On occasion the Whalers have been able to shine, such as their 17-4 victory over the third-place Riverhead Tomcats last month. The blowout was a Hamptons Collegiate League record for runs and hits. This wasn’t a fluke; the Whalers have scored in the double digits on five separate occasions this season, winning four of those games.
Offensively the Whalers were stacked; Stanley Fich, Kyle Prohovich, Calvin Sigelbaum and Kevin Grove were just a few of the team’s reliable bats. All of them had on base percentages in the high .300s and .400s. Prohovich had a batting average of .304. Sigelbaum had 30 hits this season, nine of them were doubles. Grove tied the Atlantic Collegiate League record of seven home runs.

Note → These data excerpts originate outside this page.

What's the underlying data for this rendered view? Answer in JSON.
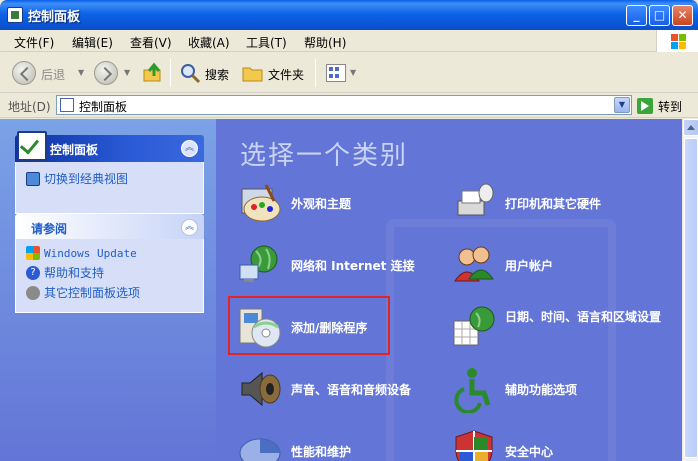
{
  "window": {
    "title": "控制面板"
  },
  "menu": [
    "文件(F)",
    "编辑(E)",
    "查看(V)",
    "收藏(A)",
    "工具(T)",
    "帮助(H)"
  ],
  "toolbar": {
    "back_label": "后退",
    "search_label": "搜索",
    "folders_label": "文件夹"
  },
  "address": {
    "label": "地址(D)",
    "value": "控制面板",
    "go_label": "转到"
  },
  "task_panel": {
    "title": "控制面板",
    "links": [
      {
        "label": "切换到经典视图",
        "icon": "classic-view-icon"
      }
    ]
  },
  "see_also": {
    "title": "请参阅",
    "links": [
      {
        "label": "Windows Update",
        "icon": "windows-update-icon"
      },
      {
        "label": "帮助和支持",
        "icon": "help-icon"
      },
      {
        "label": "其它控制面板选项",
        "icon": "gear-icon"
      }
    ]
  },
  "main": {
    "heading": "选择一个类别",
    "categories": [
      {
        "label": "外观和主题",
        "icon": "appearance-palette-icon"
      },
      {
        "label": "打印机和其它硬件",
        "icon": "printer-icon"
      },
      {
        "label": "网络和 Internet 连接",
        "icon": "network-globe-icon"
      },
      {
        "label": "用户帐户",
        "icon": "user-accounts-icon"
      },
      {
        "label": "添加/删除程序",
        "icon": "add-remove-programs-icon"
      },
      {
        "label": "日期、时间、语言和区域设置",
        "icon": "date-time-globe-icon"
      },
      {
        "label": "声音、语音和音频设备",
        "icon": "speaker-icon"
      },
      {
        "label": "辅助功能选项",
        "icon": "accessibility-icon"
      },
      {
        "label": "性能和维护",
        "icon": "performance-chart-icon"
      },
      {
        "label": "安全中心",
        "icon": "security-shield-icon"
      }
    ],
    "highlight_color": "#e0242a"
  },
  "colors": {
    "titlebar": "#0a55d8",
    "main_bg": "#6375d6",
    "link": "#215dc6"
  }
}
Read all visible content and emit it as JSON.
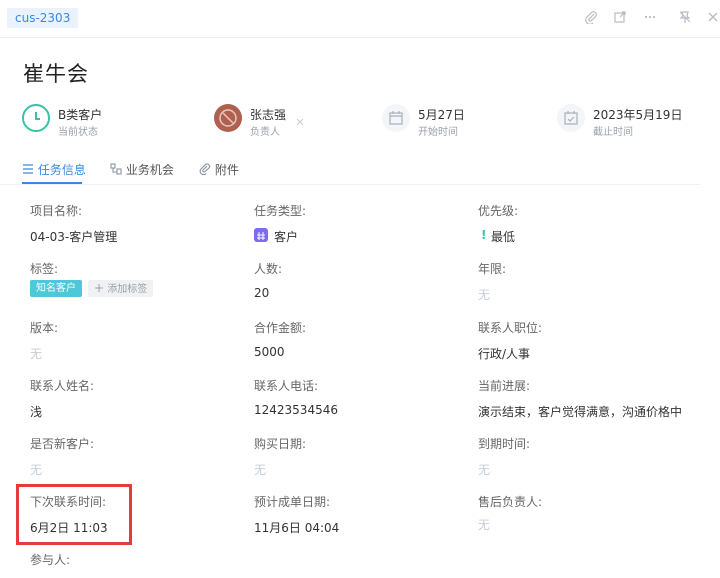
{
  "header": {
    "task_id": "cus-2303"
  },
  "title": "崔牛会",
  "stats": [
    {
      "value": "B类客户",
      "label": "当前状态",
      "icon": "clock-icon",
      "color": "#3cc0a4"
    },
    {
      "value": "张志强",
      "label": "负责人",
      "icon": "avatar"
    },
    {
      "value": "5月27日",
      "label": "开始时间",
      "icon": "calendar-icon"
    },
    {
      "value": "2023年5月19日",
      "label": "截止时间",
      "icon": "calendar-check-icon"
    }
  ],
  "tabs": [
    {
      "label": "任务信息",
      "icon": "list-icon",
      "active": true
    },
    {
      "label": "业务机会",
      "icon": "opportunity-icon"
    },
    {
      "label": "附件",
      "icon": "paperclip-icon"
    }
  ],
  "fields": {
    "project_name": {
      "label": "项目名称:",
      "value": "04-03-客户管理"
    },
    "task_type": {
      "label": "任务类型:",
      "value": "客户"
    },
    "priority": {
      "label": "优先级:",
      "value": "最低"
    },
    "tags": {
      "label": "标签:",
      "tag": "知名客户",
      "add_label": "添加标签"
    },
    "people_count": {
      "label": "人数:",
      "value": "20"
    },
    "years": {
      "label": "年限:",
      "value": "无"
    },
    "version": {
      "label": "版本:",
      "value": "无"
    },
    "amount": {
      "label": "合作金额:",
      "value": "5000"
    },
    "contact_position": {
      "label": "联系人职位:",
      "value": "行政/人事"
    },
    "contact_name": {
      "label": "联系人姓名:",
      "value": "浅"
    },
    "contact_phone": {
      "label": "联系人电话:",
      "value": "12423534546"
    },
    "progress": {
      "label": "当前进展:",
      "value": "演示结束，客户觉得满意，沟通价格中"
    },
    "is_new_customer": {
      "label": "是否新客户:",
      "value": "无"
    },
    "purchase_date": {
      "label": "购买日期:",
      "value": "无"
    },
    "due_time": {
      "label": "到期时间:",
      "value": "无"
    },
    "next_contact": {
      "label": "下次联系时间:",
      "value": "6月2日 11:03"
    },
    "expected_close": {
      "label": "预计成单日期:",
      "value": "11月6日 04:04"
    },
    "after_sales": {
      "label": "售后负责人:",
      "value": "无"
    },
    "participants": {
      "label": "参与人:"
    }
  },
  "colors": {
    "accent": "#3e87e0",
    "tag": "#4ec7d8",
    "highlight": "#e43b3b",
    "type_badge": "#7b6cf0"
  }
}
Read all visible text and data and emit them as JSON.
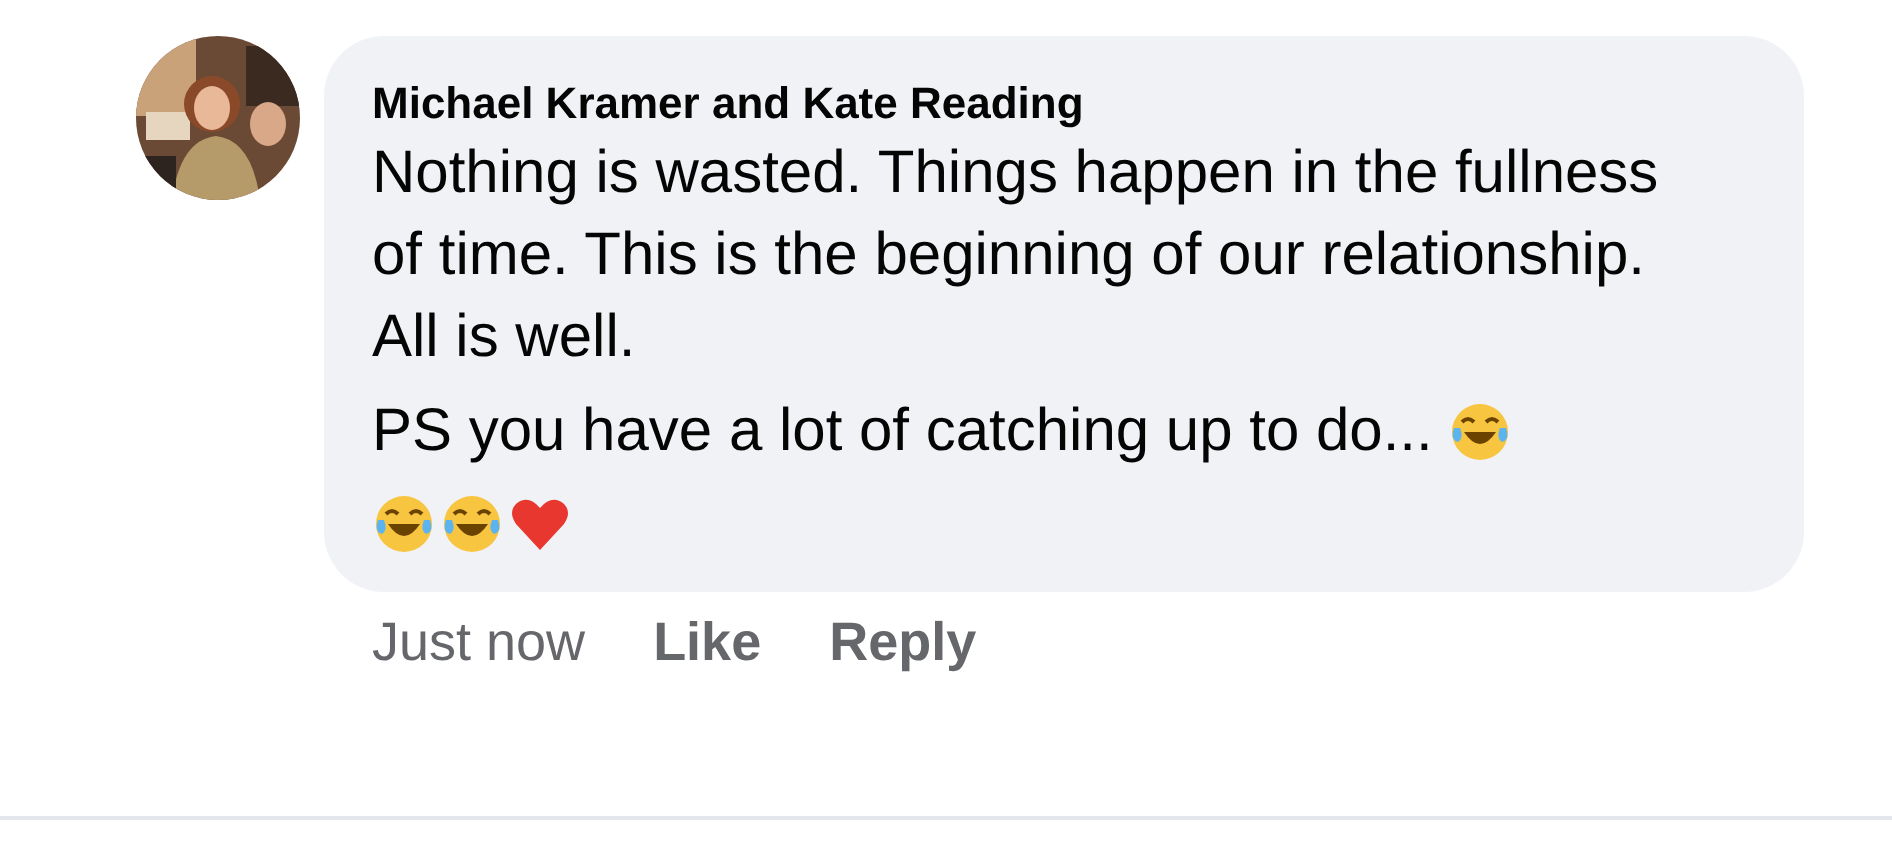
{
  "comment": {
    "author": "Michael Kramer and Kate Reading",
    "message": "Nothing is wasted. Things happen in the fullness of time. This is the beginning of our relationship. All is well.",
    "ps": {
      "text": "PS you have a lot of catching up to do...",
      "emojis": [
        {
          "kind": "laughing"
        }
      ]
    },
    "emoji_line": [
      {
        "kind": "laughing"
      },
      {
        "kind": "laughing"
      },
      {
        "kind": "heart"
      }
    ],
    "time": "Just now",
    "actions": [
      "Like",
      "Reply"
    ]
  }
}
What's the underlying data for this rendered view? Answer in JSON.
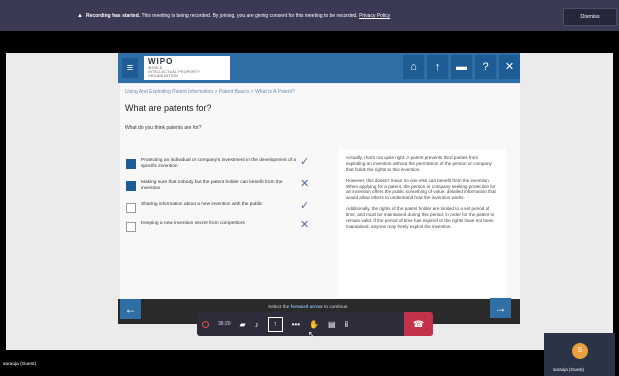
{
  "banner": {
    "bold_text": "Recording has started.",
    "message": " This meeting is being recorded. By joining, you are giving consent for this meeting to be recorded. ",
    "link": "Privacy Policy",
    "dismiss_label": "Dismiss"
  },
  "logo": {
    "name": "WIPO",
    "line1": "WORLD",
    "line2": "INTELLECTUAL PROPERTY",
    "line3": "ORGANIZATION"
  },
  "nav_icons": [
    "home-icon",
    "arrow-up-icon",
    "folder-icon",
    "help-icon",
    "close-icon"
  ],
  "breadcrumb": "Using And Exploiting Patent Information > Patent Basics > What Is A Patent?",
  "title": "What are patents for?",
  "question": "What do you think patents are for?",
  "options": [
    {
      "text": "Protecting an individual or company's investment in the development of a specific invention",
      "checked": true,
      "mark": "✓"
    },
    {
      "text": "Making sure that nobody but the patent holder can benefit from the invention",
      "checked": true,
      "mark": "✕"
    },
    {
      "text": "Sharing information about a new invention with the public",
      "checked": false,
      "mark": "✓"
    },
    {
      "text": "Keeping a new invention secret from competitors",
      "checked": false,
      "mark": "✕"
    }
  ],
  "feedback": [
    "Actually, that's not quite right. A patent prevents third parties from exploiting an invention without the permission of the person or company that holds the rights to this invention.",
    "However, this doesn't mean no one else can benefit from the invention. When applying for a patent, the person or company seeking protection for an invention offers the public something of value: detailed information that would allow others to understand how the invention works.",
    "Additionally, the rights of the patent holder are limited to a set period of time, and must be maintained during this period, in order for the patent to remain valid. If the period of time has expired or the rights have not been maintained, anyone may freely exploit the invention."
  ],
  "forward_hint": {
    "prefix": "Select the ",
    "bold": "forward arrow",
    "suffix": " to continue"
  },
  "toolbar": {
    "timer": "36:20",
    "icons": [
      "camera-icon",
      "microphone-icon",
      "share-screen-icon",
      "more-icon",
      "raise-hand-icon",
      "chat-icon",
      "participants-icon",
      "hang-up-icon"
    ]
  },
  "participant_left": "saraoja (Guest)",
  "participant_tile": {
    "initial": "S",
    "name": "saraoja (Guest)"
  },
  "colors": {
    "brand_blue": "#2f6fa6",
    "hangup_red": "#c4314b",
    "avatar_orange": "#e8a03c"
  }
}
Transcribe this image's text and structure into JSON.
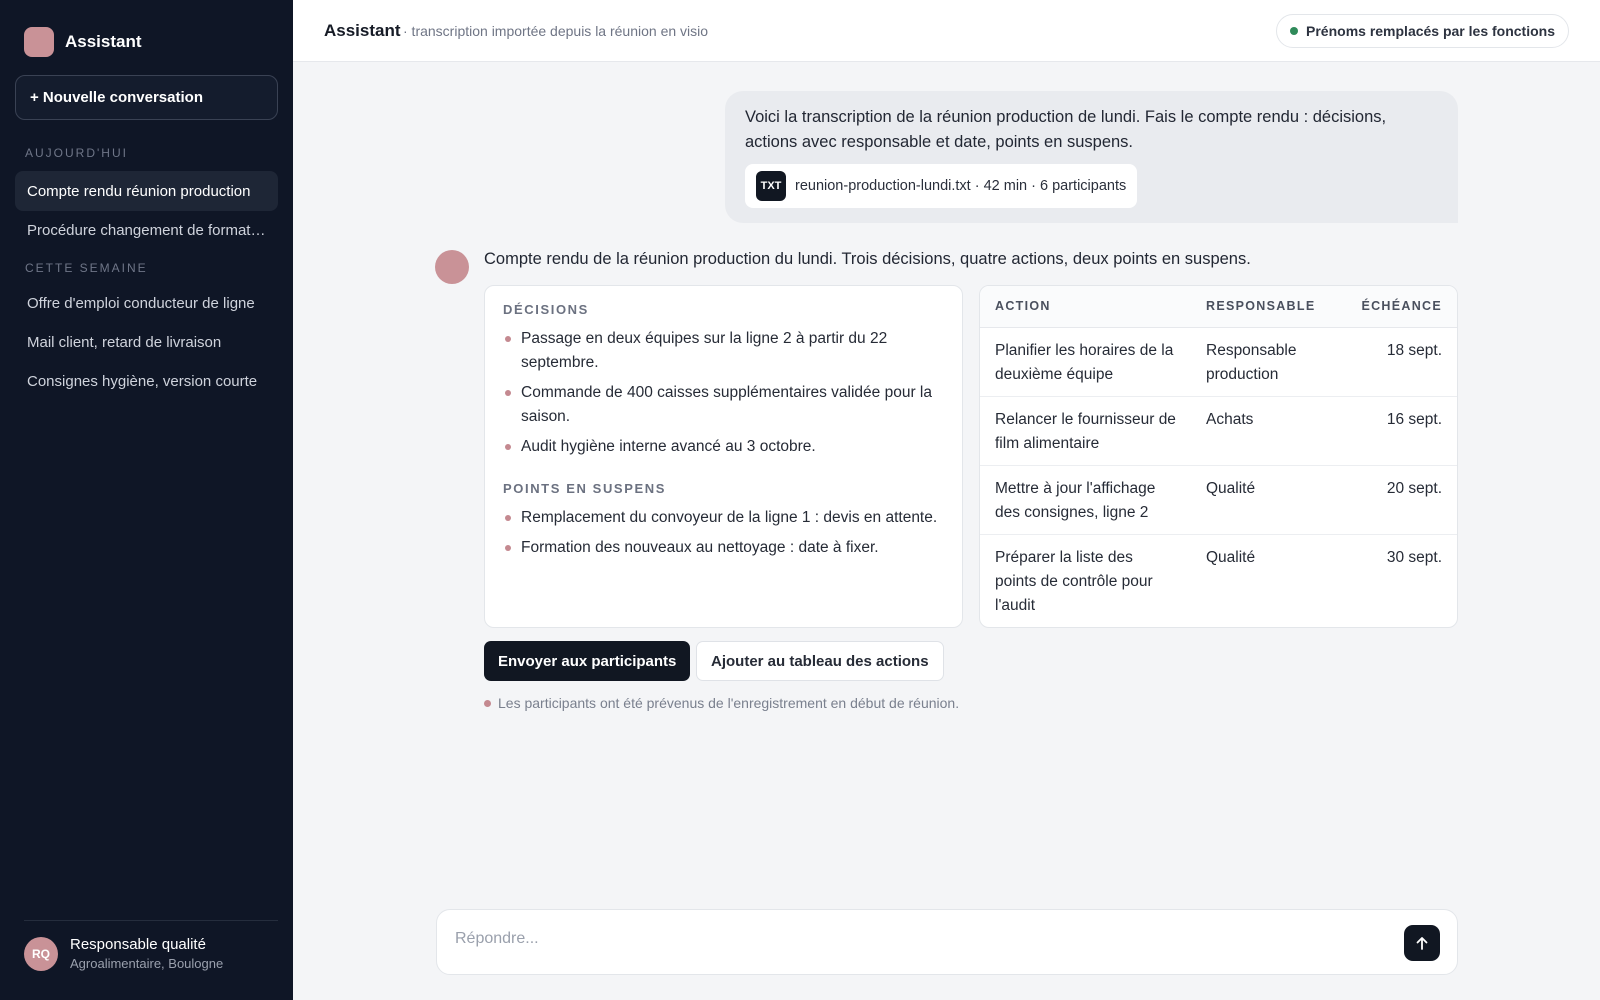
{
  "app": {
    "name": "Assistant"
  },
  "sidebar": {
    "new_chat_label": "+ Nouvelle conversation",
    "sections": [
      {
        "label": "AUJOURD'HUI",
        "items": [
          {
            "label": "Compte rendu réunion production"
          },
          {
            "label": "Procédure changement de format de carton"
          }
        ]
      },
      {
        "label": "CETTE SEMAINE",
        "items": [
          {
            "label": "Offre d'emploi conducteur de ligne"
          },
          {
            "label": "Mail client, retard de livraison"
          },
          {
            "label": "Consignes hygiène, version courte"
          }
        ]
      }
    ],
    "user": {
      "initials": "RQ",
      "name": "Responsable qualité",
      "org": "Agroalimentaire, Boulogne"
    }
  },
  "header": {
    "title": "Assistant",
    "subtitle": "· transcription importée depuis la réunion en visio",
    "privacy_badge": "Prénoms remplacés par les fonctions"
  },
  "user_message": {
    "text": "Voici la transcription de la réunion production de lundi. Fais le compte rendu : décisions, actions avec responsable et date, points en suspens.",
    "attachment": {
      "type_label": "TXT",
      "meta": "reunion-production-lundi.txt · 42 min · 6 participants"
    }
  },
  "assistant_message": {
    "intro": "Compte rendu de la réunion production du lundi. Trois décisions, quatre actions, deux points en suspens.",
    "decisions_heading": "DÉCISIONS",
    "decisions": [
      "Passage en deux équipes sur la ligne 2 à partir du 22 septembre.",
      "Commande de 400 caisses supplémentaires validée pour la saison.",
      "Audit hygiène interne avancé au 3 octobre."
    ],
    "pending_heading": "POINTS EN SUSPENS",
    "pending": [
      "Remplacement du convoyeur de la ligne 1 : devis en attente.",
      "Formation des nouveaux au nettoyage : date à fixer."
    ],
    "actions_table": {
      "headers": {
        "action": "ACTION",
        "owner": "RESPONSABLE",
        "due": "ÉCHÉANCE"
      },
      "rows": [
        {
          "action": "Planifier les horaires de la deuxième équipe",
          "owner": "Responsable production",
          "due": "18 sept."
        },
        {
          "action": "Relancer le fournisseur de film alimentaire",
          "owner": "Achats",
          "due": "16 sept."
        },
        {
          "action": "Mettre à jour l'affichage des consignes, ligne 2",
          "owner": "Qualité",
          "due": "20 sept."
        },
        {
          "action": "Préparer la liste des points de contrôle pour l'audit",
          "owner": "Qualité",
          "due": "30 sept."
        }
      ]
    },
    "primary_button": "Envoyer aux participants",
    "secondary_button": "Ajouter au tableau des actions",
    "notice": "Les participants ont été prévenus de l'enregistrement en début de réunion."
  },
  "composer": {
    "placeholder": "Répondre..."
  },
  "colors": {
    "sidebar_bg": "#0f1626",
    "accent_pink": "#c99297",
    "status_green": "#2f8a5a",
    "primary_dark": "#111722"
  },
  "icons": {
    "send": "arrow-up-icon",
    "file": "txt-file-icon"
  }
}
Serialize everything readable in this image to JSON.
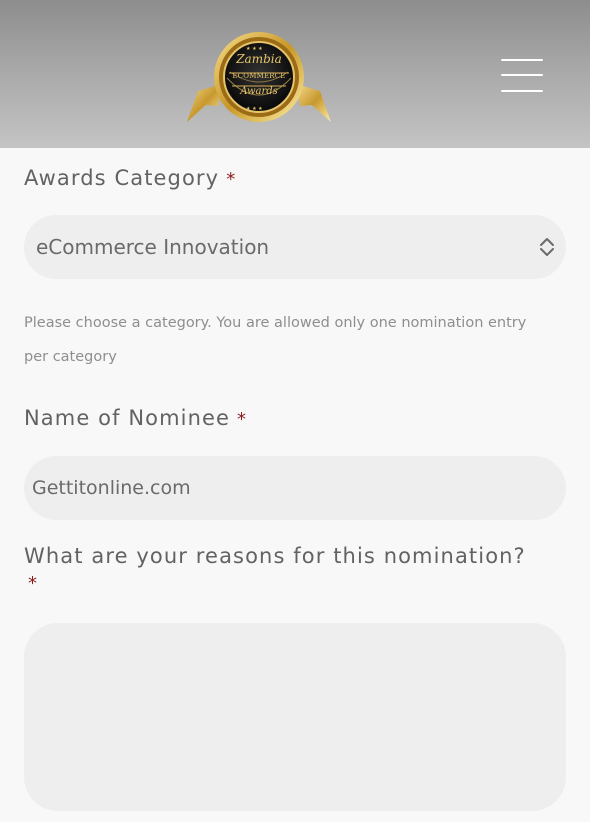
{
  "header": {
    "logo": {
      "text_line1": "Zambia",
      "text_line2": "ECOMMERCE",
      "text_line3": "Awards",
      "icon": "award-seal-icon"
    },
    "menu_icon": "hamburger-menu-icon"
  },
  "form": {
    "category": {
      "label": "Awards Category",
      "required_mark": "*",
      "selected_value": "eCommerce Innovation",
      "helper_text": "Please choose a category. You are allowed only one nomination entry per category"
    },
    "nominee": {
      "label": "Name of Nominee",
      "required_mark": "*",
      "value": "Gettitonline.com"
    },
    "reasons": {
      "label": "What are your reasons for this nomination?",
      "required_mark": "*",
      "value": ""
    }
  },
  "colors": {
    "required": "#8b1c1c",
    "field_bg": "#eeeeee",
    "page_bg": "#f8f8f8",
    "header_gold": "#d8a83d"
  }
}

Tom Cardona and Anthony Mannuccia led a solid bullpen, which had a combined earned run average of 3.69, with 248 strikeouts against 186 walks.
As a team the Whalers looked solid, and a playoff contender for most of the season. So why did the Whalers fail to scrape their way out of last place again, what happened?
For those who saw the Whalers final game last Saturday, June 31 against the Westhampton Aviators, they know exactly what went wrong with the team this year. Time and time again the team’s success came down to a matter of consistency. Whalers Manager Jim Buckley has said as much all season; he said that runners left on base, infield errors and an inability to string together runs have been a perennial problem for the Whalers.
During Saturday’s game, the Aviators gave up eight hits to the Whalers, who out-batted the Westhampton team. But not one of these hits led to a run, with the Whalers leaving 11 runners on base. Whalers starting pitcher Anthony Mannuccia had a great day, pitching seven innings with an ERA of 1.29.
But that wasn’t enough to stop the Aviators from scoring one run and ending the last game of the regular season with a 1-0 Whaler loss.
“[This season] was a bunch of tough losses,” said Whalers manager Jim Buckley, “we took a lot of losses that I think we could look back and say we should have won those games.”
Fifteen of the Whalers 25 defeats were decided by two or fewer runs.
Even worse news for a team whose main problem is consistency, the future of the team’s coaching staff remains in doubt. Buckley and pitching coach Dave Pahucki have both said that their future with the Whalers is far from secure.
“It’s hard to say [whether we are coming back next season],” said Buckley, “we would like to, we had a great time.”
The postseason for the league played out this week, with the first place North Fork Ospreys taking out the Breakers, and the Tomcats beat the Aviators in the Monday, August 2 single elimination semi-finals.
The next day the two winning teams started a best if three finals for the Hamptons Collegiate League championship. In the first game the league-dominating Ospreys crushed the Tomcats 10 to 3.
Despite the disappoint season, Buckley does have hope for the individual players. “I think there is a couple of guys that really stand out,” said Buckley, who refused to give out specific names of players who have a possible future in professional baseball.
For now, the Whalers have to sit on the sidelines, prepare for their college baseball seasons and wait for next summer.